São instituições essenciais para o caminho da adesão à União Europeia (UE), criadas em 2014 depois da Revolução da Dignidade (também conhecida como Revolução de Maidan). Zelensky argumentou que estes mecanismos tinham “forte influência russa” e, por isso, colocou NABU e SAP sob a supervisão do procurador-geral, seu aliado. O povo não gostou e saiu à rua. Kiev assistiu aos maiores protestos desde o início da invasão russa em larga escala, há três anos e meio. O Governo ucraniano mereceu fortes críticas dos parceiros europeus e arriscou-se a ver suspensos milhares de milhões de euros em ajuda externa, fundamentais para manter a economia ucraniana a funcionar.
Na manhã de quinta-feira, enquanto socorristas tentavam resgatar dos escombros as vítimas de mais um violento ataque das forças russas à capital, os parlamentares interromperam as férias e voltaram à Rada, o Parlamento ucraniano, para corrigir o “erro” da semana anterior.
Como correu a votação no Parlamento? Como descreve o ambiente?
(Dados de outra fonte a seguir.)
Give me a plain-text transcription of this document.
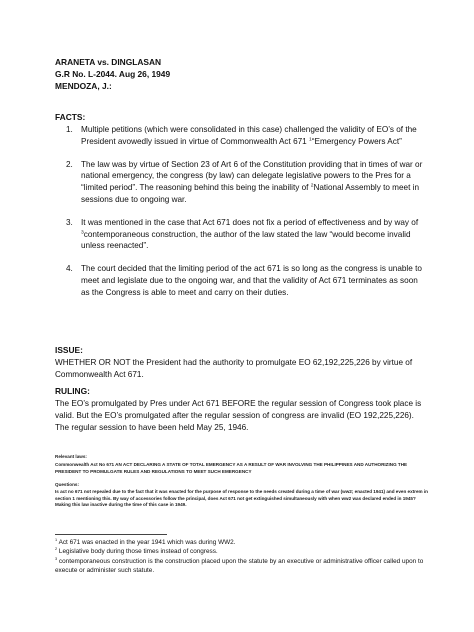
ARANETA vs. DINGLASAN
G.R No. L-2044. Aug 26, 1949
MENDOZA, J.:
FACTS:
1. Multiple petitions (which were consolidated in this case) challenged the validity of EO’s of the President avowedly issued in virtue of Commonwealth Act 671 $^1$“Emergency Powers Act”
2. The law was by virtue of Section 23 of Art 6 of the Constitution providing that in times of war or national emergency, the congress (by law) can delegate legislative powers to the Pres for a “limited period”. The reasoning behind this being the inability of $^2$National Assembly to meet in sessions due to ongoing war.
3. It was mentioned in the case that Act 671 does not fix a period of effectiveness and by way of $^3$contemporaneous construction, the author of the law stated the law “would become invalid unless reenacted”.
4. The court decided that the limiting period of the act 671 is so long as the congress is unable to meet and legislate due to the ongoing war, and that the validity of Act 671 terminates as soon as the Congress is able to meet and carry on their duties.
ISSUE:
WHETHER OR NOT the President had the authority to promulgate EO 62,192,225,226 by virtue of Commonwealth Act 671.
RULING:
The EO’s promulgated by Pres under Act 671 BEFORE the regular session of Congress took place is valid. But the EO’s promulgated after the regular session of congress are invalid (EO 192,225,226). The regular session to have been held May 25, 1946.
Relevant laws:
Commonwealth Act No 671 AN ACT DECLARING A STATE OF TOTAL EMERGENCY AS A RESULT OF WAR INVOLVING THE PHILIPPINES AND AUTHORIZING THE PRESIDENT TO PROMULGATE RULES AND REGULATIONS TO MEET SUCH EMERGENCY
Questions:
Is act no 671 not repealed due to the fact that it was enacted for the purpose of response to the needs created during a time of war (ww2; enacted 1941) and even extrem in section 1 mentioning this. By way of accessories follow the principal, does Act 671 not get extinguished simultaneously with when ww2 was declared ended in 1945? Making this law inactive during the time of this case in 1949.
$^1$ Act 671 was enacted in the year 1941 which was during WW2.
$^2$ Legislative body during those times instead of congress.
$^3$ contemporaneous construction is the construction placed upon the statute by an executive or administrative officer called upon to execute or administer such statute.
Como esperado, ou talvez até além do esperado, a proposta foi aprovada por uma maioria muito expressiva. Como é típico da política, sobretudo agora que a sessão voltou a ser transmitida em direto, cada deputado quis declarar a sua posição ao microfone. O mais importante é que a sociedade foi ouvida. Não houve debate sério sobre se deveríamos ou não restaurar a independência das infraestruturas anticorrupção, isso foi aceite como dado adquirido. O debate foi apenas sobre a melhor forma de o fazer. No fim, todos convergiram para a proposta do Presidente, que corrigiu um erro cometido sobretudo pela sua própria equipa. E foi o melhor desfecho possível. Mesmo num contexto de lei marcial, em que os cidadãos têm meios limitados de influenciar o poder, não podem votar, estão restringidos nos seus direitos de protesto pacífico e nem sequer podem aceder livremente à zona governamental da cidade por razões de segurança, foi possível alcançar uma solução. Isso mostra que a democracia ucraniana não só continua viva em tempo de guerra como está a desenvolver-se.